Glacier National Park will be part of a broad study to model climate change across the western landscape with the hope of coming up with solutions to ecological problems caused by a warming planet.

Funded by the National Aeronautics and Space Administration, the $1.8 million study is headed up by Montana State University ecology professor Andrew Hansen. Hansen and his team will use NASA satellite data and other remote-sensing data to simulate how the ecosystems of two "landscape conservation cooperatives" could be impacted by climate change.

A landscape conservation cooperative is a large swath of land with similar characteristics. The concept, developed by the U.S. Fish and Wildlife Service, attempts to bring land managers and private landowners to collaborate in an integrated fashion within and across regions, regardless of state and international boundaries.

Hansen's study will look at two LCCs - one covers the Northern Rockies (including Glacier and Yellowstone national parks) and the Columbia Basin, and the other covers the Appalachian Mountains in the eastern U.S.
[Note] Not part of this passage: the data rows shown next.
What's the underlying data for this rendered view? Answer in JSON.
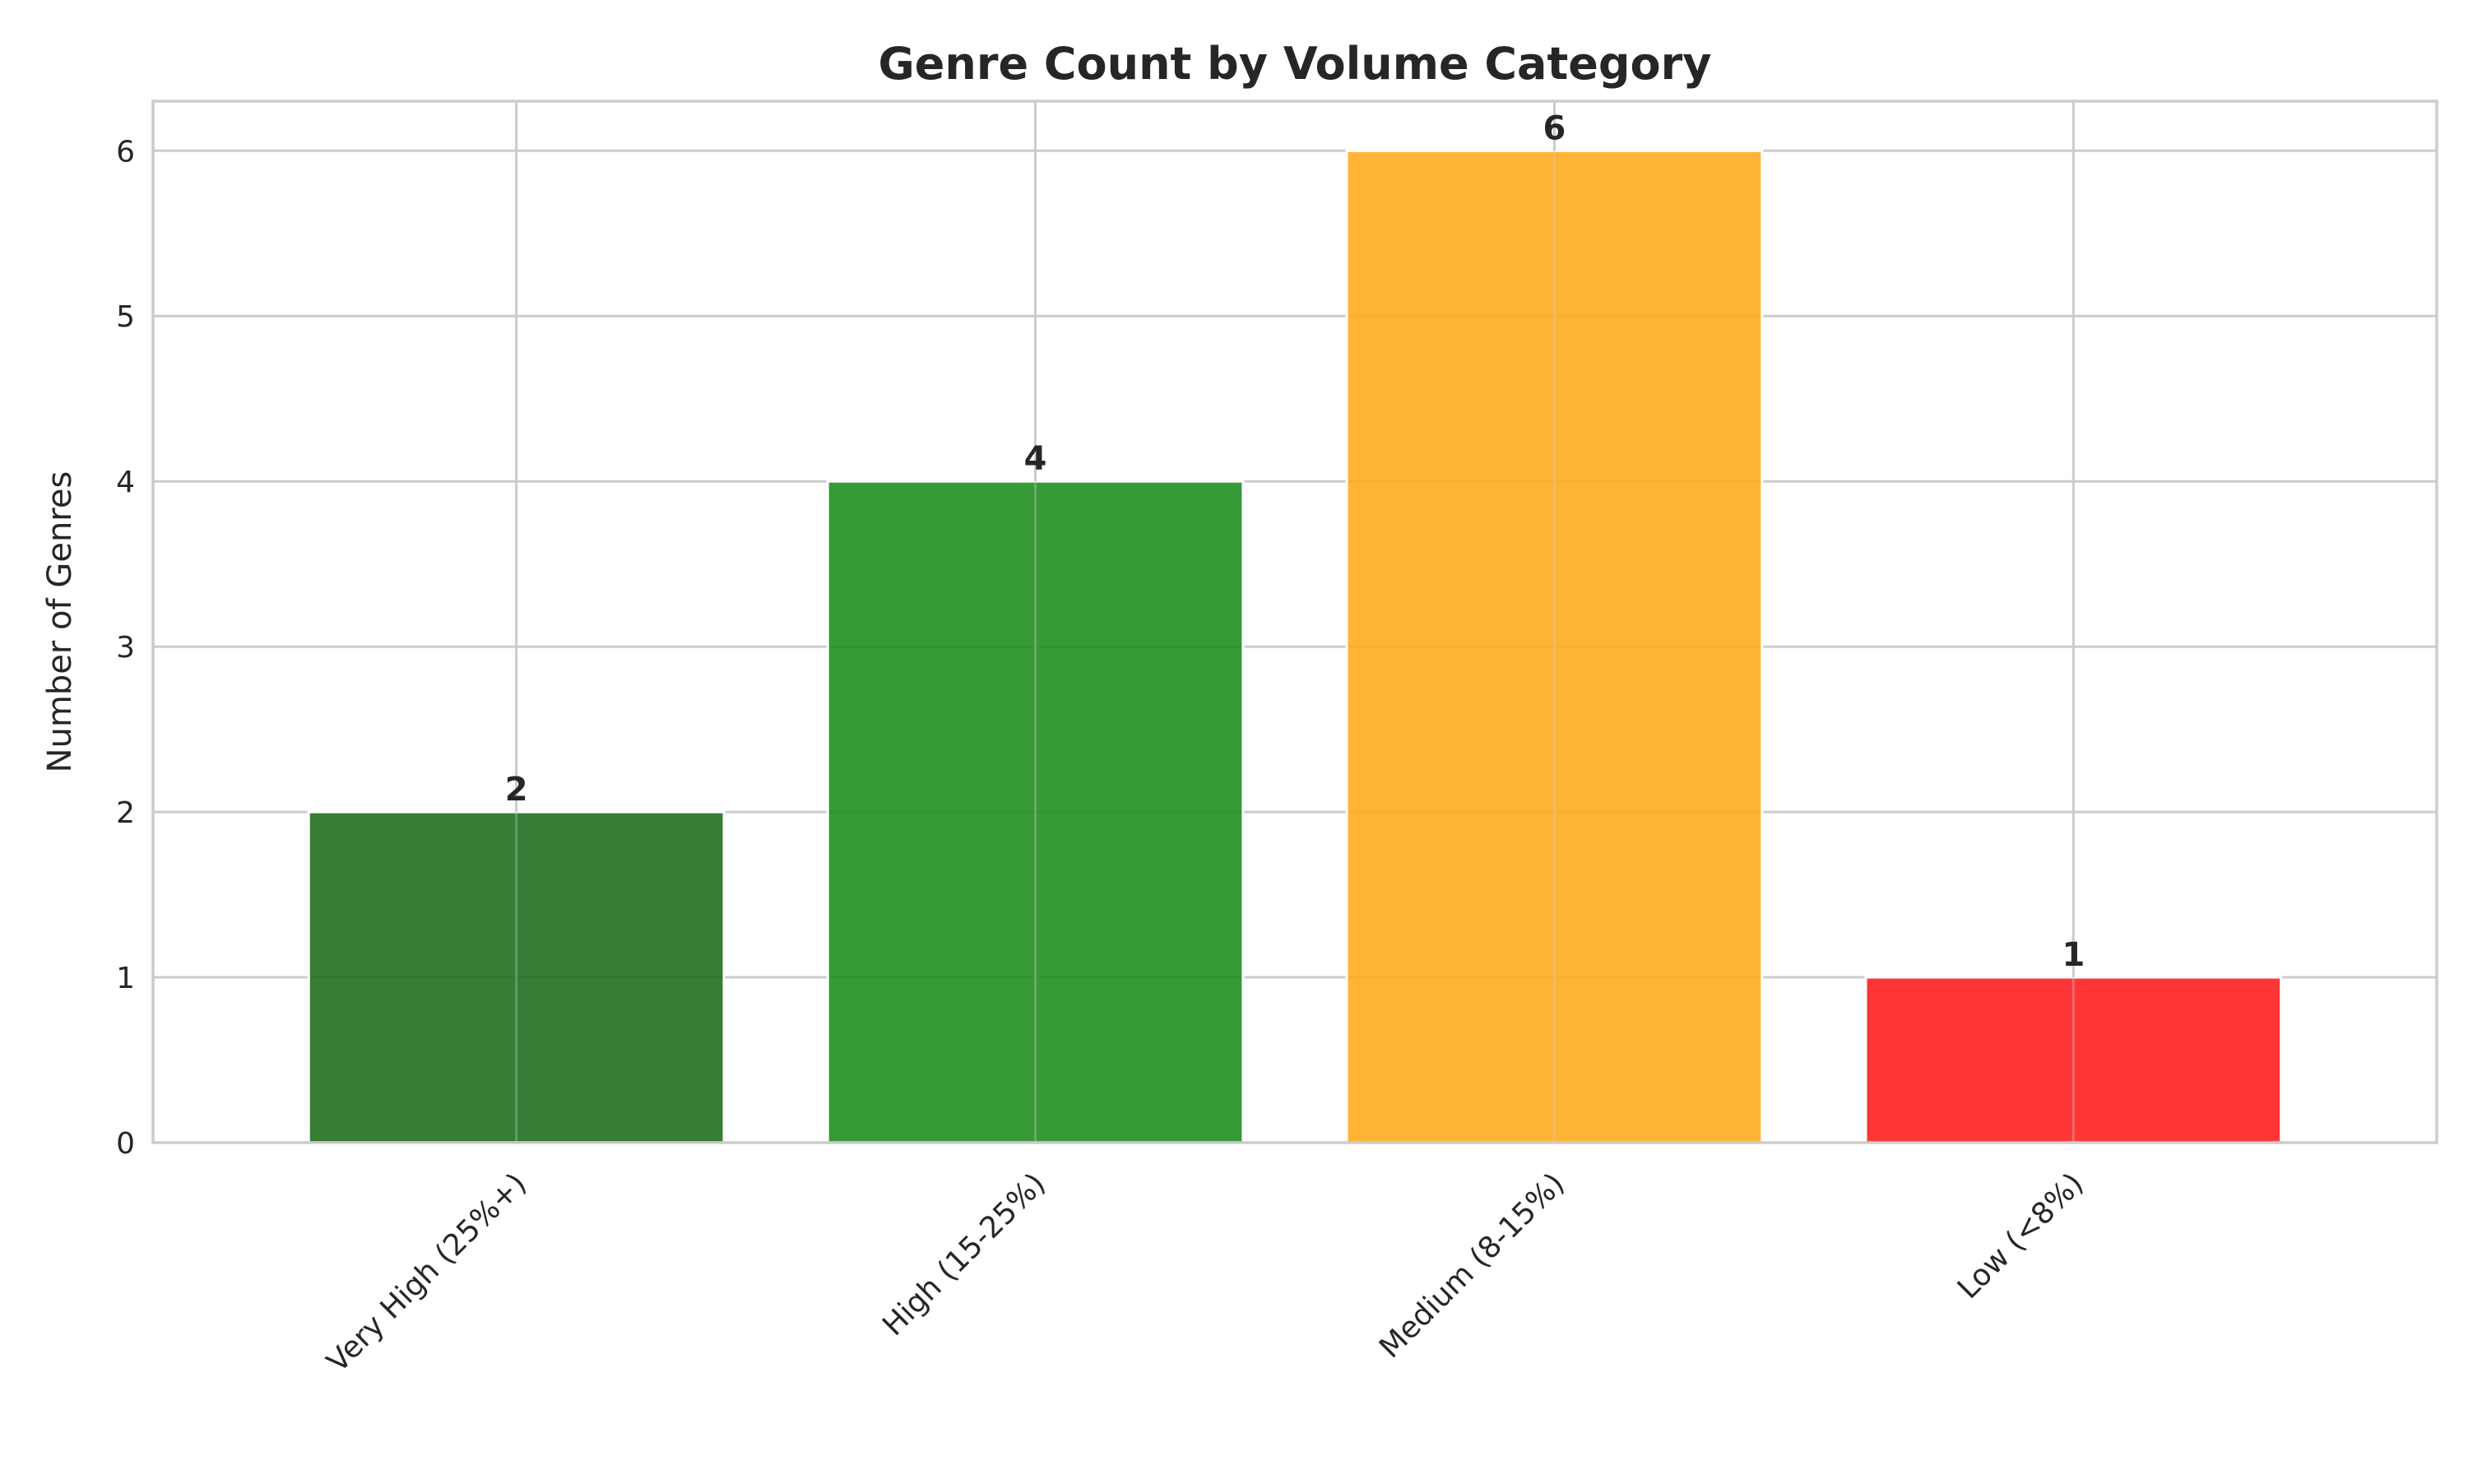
{
  "chart_data": {
    "type": "bar",
    "title": "Genre Count by Volume Category",
    "xlabel": "",
    "ylabel": "Number of Genres",
    "categories": [
      "Very High (25%+)",
      "High (15-25%)",
      "Medium (8-15%)",
      "Low (<8%)"
    ],
    "values": [
      2,
      4,
      6,
      1
    ],
    "data_labels": [
      "2",
      "4",
      "6",
      "1"
    ],
    "bar_colors": [
      "#1a6b1a",
      "#1a8c1a",
      "#ffaa1a",
      "#ff1a1a"
    ],
    "ylim": [
      0,
      6.3
    ],
    "yticks": [
      0,
      1,
      2,
      3,
      4,
      5,
      6
    ],
    "ytick_labels": [
      "0",
      "1",
      "2",
      "3",
      "4",
      "5",
      "6"
    ],
    "grid": true,
    "legend": "none",
    "xtick_rotation": "45 degrees"
  }
}
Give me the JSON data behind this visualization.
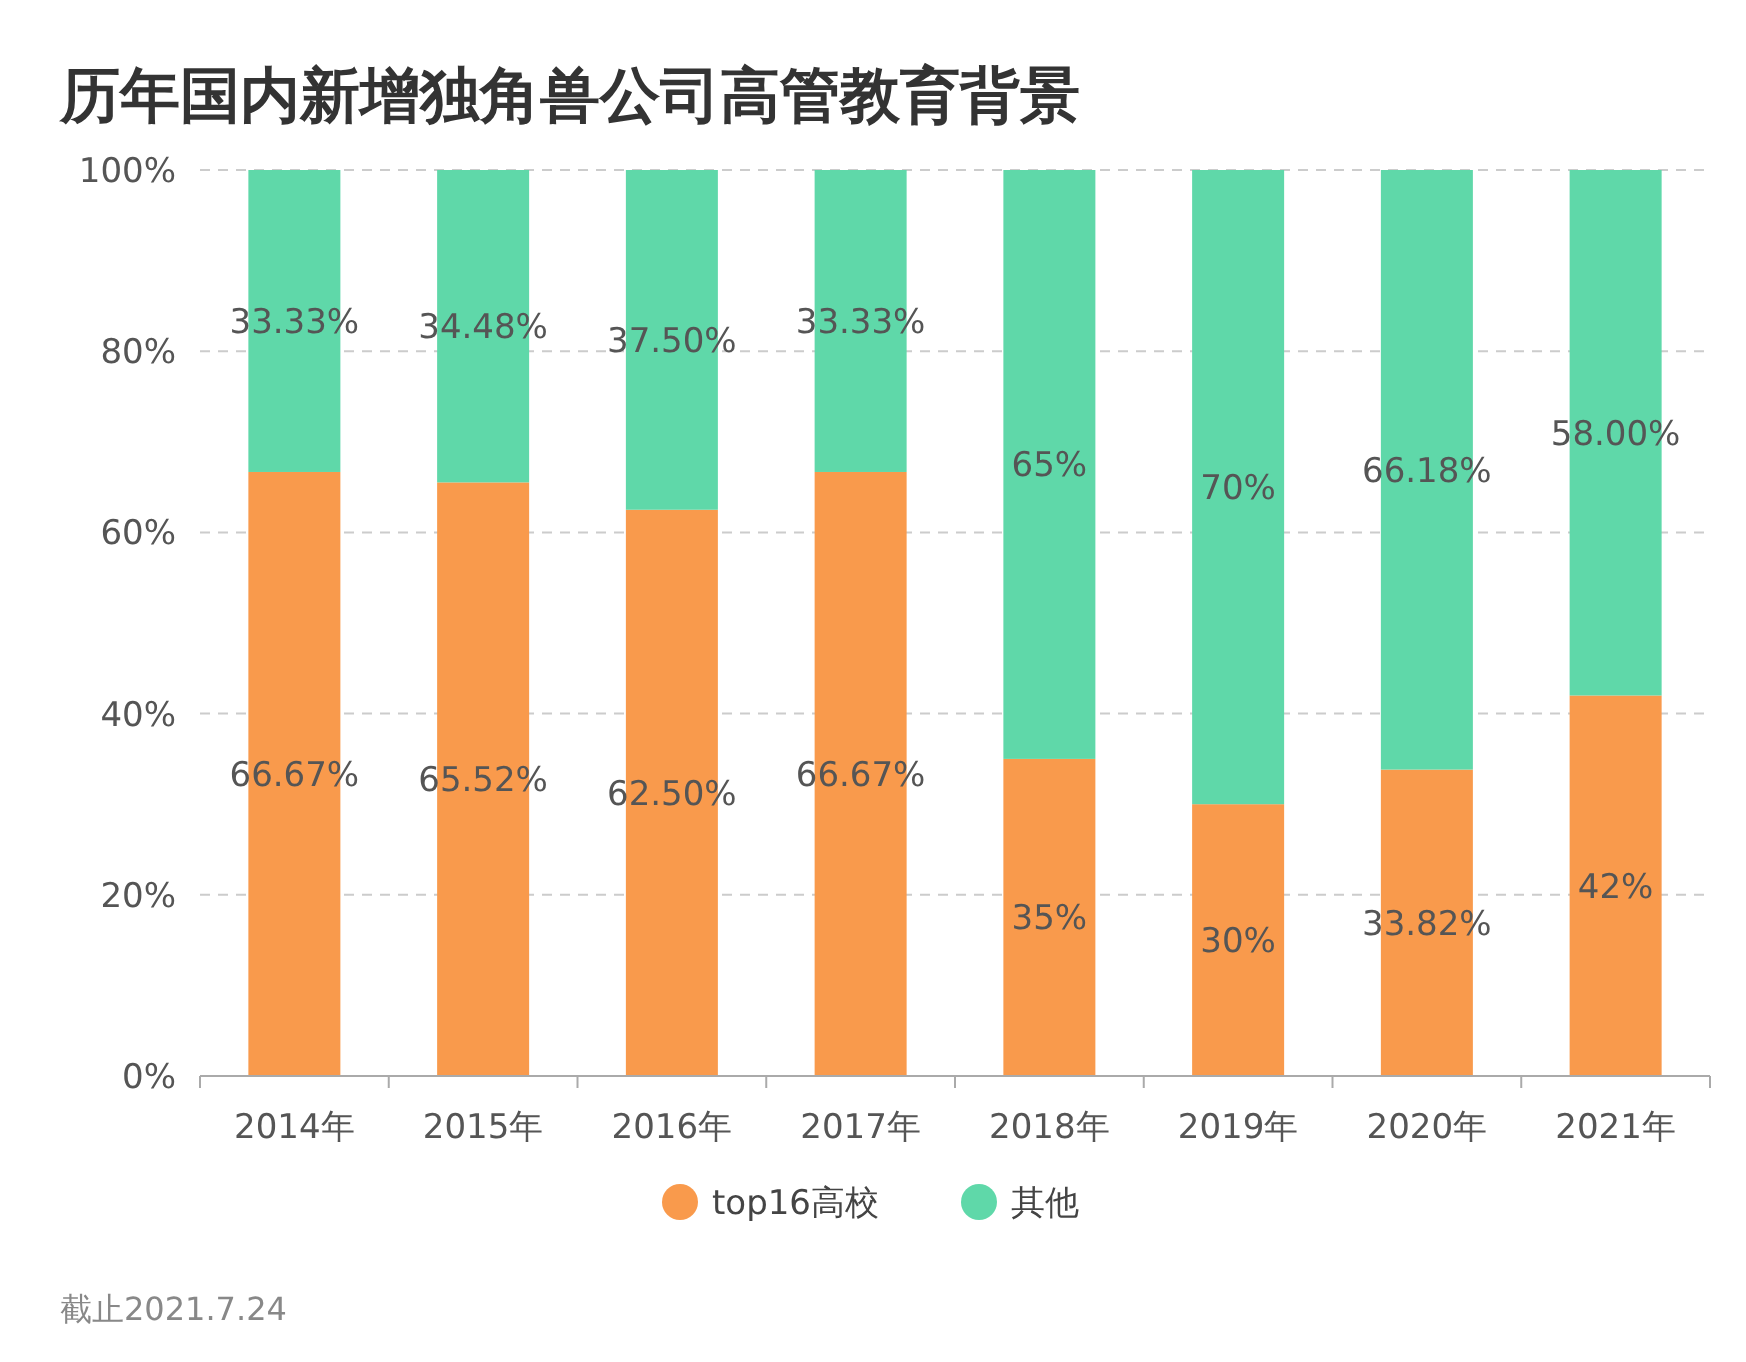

The study is designed to take four years, but Hansen said in an interview last week that the idea is to complete the climate change modeling by the second year. In successive years, land managers could then develop strategies for dealing with the possible impacts.

Hansen noted that some problems caused by climate change simply can't be mitigated, but some could be. For example, land managers trying to stem large fires that kill subalpine forests could implement smaller prescribed burns. In many cases, smaller fires will prevent larger fires in future dry years by reducing the amount of fuels in the forest.

In the past, Glacier Park managers have used controlled burns and have let some naturally occurring fires burn to help rejuvenate its grassland habitats - particularly in the North Fork.

Previous studies have already shown the Park is becoming a greener and more forested place, as trees and vegetation continue to spread into areas where a few decades ago they didn't exist.

Hansen said current models show a gradual warming trend across the Rockies, but he said he'd also like to include years like this one - where an El Nina ocean current actually caused an abnormally large snowpack and resulted in one of the coldest springs in recorded history.

Years like this could impact the overall model, he noted.

The data from the study can then be used by land managers to make broader scale land management decisions.